Bijna alle Europeanen hebben de chemische stof Bisfenol A (BPA) in hun lichaam, afkomstig uit voedselverpakkingen. Dit blijkt uit recent onderzoek van het Europees Milieuagentschap (EMA). BPA verstoort het hormoonsysteem en vormt daardoor een gezondheidsrisico. De bevindingen wijzen op een zorgwekkende blootstelling aan BPA onder Europeanen, met mogelijk schadelijke gevolgen voor de gezondheid.

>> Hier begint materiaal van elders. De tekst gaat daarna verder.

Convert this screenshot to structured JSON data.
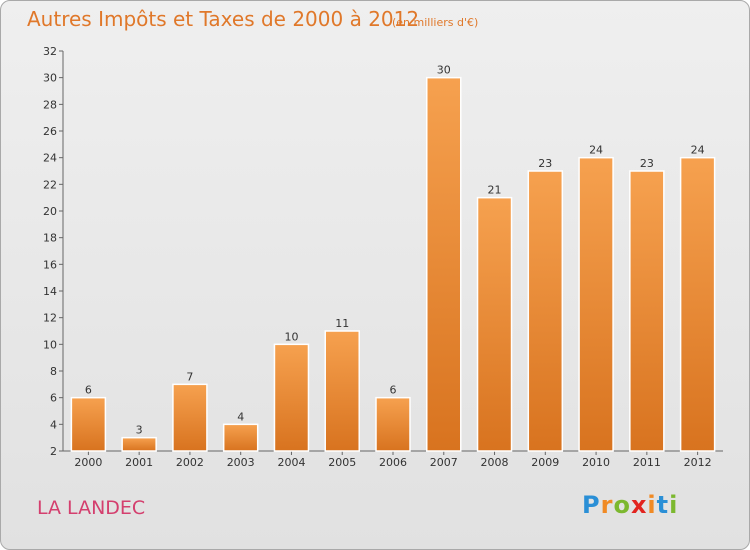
{
  "header": {
    "title": "Autres Impôts et Taxes de 2000 à 2012",
    "subtitle": "(en milliers d'€)"
  },
  "footer": {
    "location": "LA LANDEC",
    "brand_letters": [
      {
        "ch": "P",
        "color": "#2a8fd6"
      },
      {
        "ch": "r",
        "color": "#f08a24"
      },
      {
        "ch": "o",
        "color": "#7cb82f"
      },
      {
        "ch": "x",
        "color": "#e2241f"
      },
      {
        "ch": "i",
        "color": "#f08a24"
      },
      {
        "ch": "t",
        "color": "#2a8fd6"
      },
      {
        "ch": "i",
        "color": "#7cb82f"
      }
    ]
  },
  "chart_data": {
    "type": "bar",
    "categories": [
      "2000",
      "2001",
      "2002",
      "2003",
      "2004",
      "2005",
      "2006",
      "2007",
      "2008",
      "2009",
      "2010",
      "2011",
      "2012"
    ],
    "values": [
      6,
      3,
      7,
      4,
      10,
      11,
      6,
      30,
      21,
      23,
      24,
      23,
      24
    ],
    "ylim": [
      2,
      32
    ],
    "yticks": [
      2,
      4,
      6,
      8,
      10,
      12,
      14,
      16,
      18,
      20,
      22,
      24,
      26,
      28,
      30,
      32
    ],
    "grid": false,
    "bar_color_top": "#f6a14f",
    "bar_color_bottom": "#d8731f"
  }
}
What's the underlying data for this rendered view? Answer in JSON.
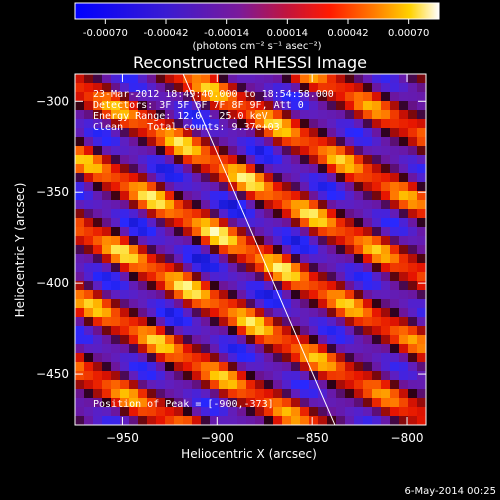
{
  "colorbar": {
    "ticks": [
      "-0.00070",
      "-0.00042",
      "-0.00014",
      "0.00014",
      "0.00042",
      "0.00070"
    ],
    "units": "(photons cm⁻² s⁻¹ asec⁻²)",
    "range": [
      -0.0007,
      0.0007
    ]
  },
  "chart_data": {
    "type": "heatmap",
    "title": "Reconstructed RHESSI Image",
    "xlabel": "Heliocentric X (arcsec)",
    "ylabel": "Heliocentric Y (arcsec)",
    "xlim": [
      -975,
      -790
    ],
    "ylim": [
      -478,
      -285
    ],
    "xticks": [
      {
        "value": -950,
        "label": "−950"
      },
      {
        "value": -900,
        "label": "−900"
      },
      {
        "value": -850,
        "label": "−850"
      },
      {
        "value": -800,
        "label": "−800"
      }
    ],
    "yticks": [
      {
        "value": -300,
        "label": "−300"
      },
      {
        "value": -350,
        "label": "−350"
      },
      {
        "value": -400,
        "label": "−400"
      },
      {
        "value": -450,
        "label": "−450"
      }
    ],
    "peak": {
      "x": -900,
      "y": -373
    },
    "limb_line": [
      {
        "x": -918,
        "y": -285
      },
      {
        "x": -838,
        "y": -478
      }
    ],
    "info_lines": [
      "23-Mar-2012 18:49:40.000 to 18:54:58.000",
      "Detectors: 3F 5F 6F 7F 8F 9F, Att 0",
      "Energy Range: 12.0 - 25.0 keV",
      "Clean    Total counts: 9.37e+03"
    ],
    "peak_label": "Position of Peak = [-900,-373]"
  },
  "footer": {
    "date": "6-May-2014 00:25"
  },
  "colors": {
    "bright": "#ffffb0",
    "cold": "#2c2cff",
    "mid": "#6a18ad"
  }
}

Bevindingen over de Europese blootstelling aan BPA
Het EMA komt tot deze conclusie op basis van het recente onderzoek Horizon 2020, bekend als HBM4EU, waarbij ze chemicaliën in het lichaam van Europeanen hebben gemeten.Opvallend was dat Bisfenol A in de urine werd gedetecteerd bij maar liefst 92 procent van de volwassen deelnemers uit 11 Europese landen. Dit geeft aan hoe wijdverspreid de blootstelling aan deze potentieel schadelijke chemische stof is onder de Europese bevolking.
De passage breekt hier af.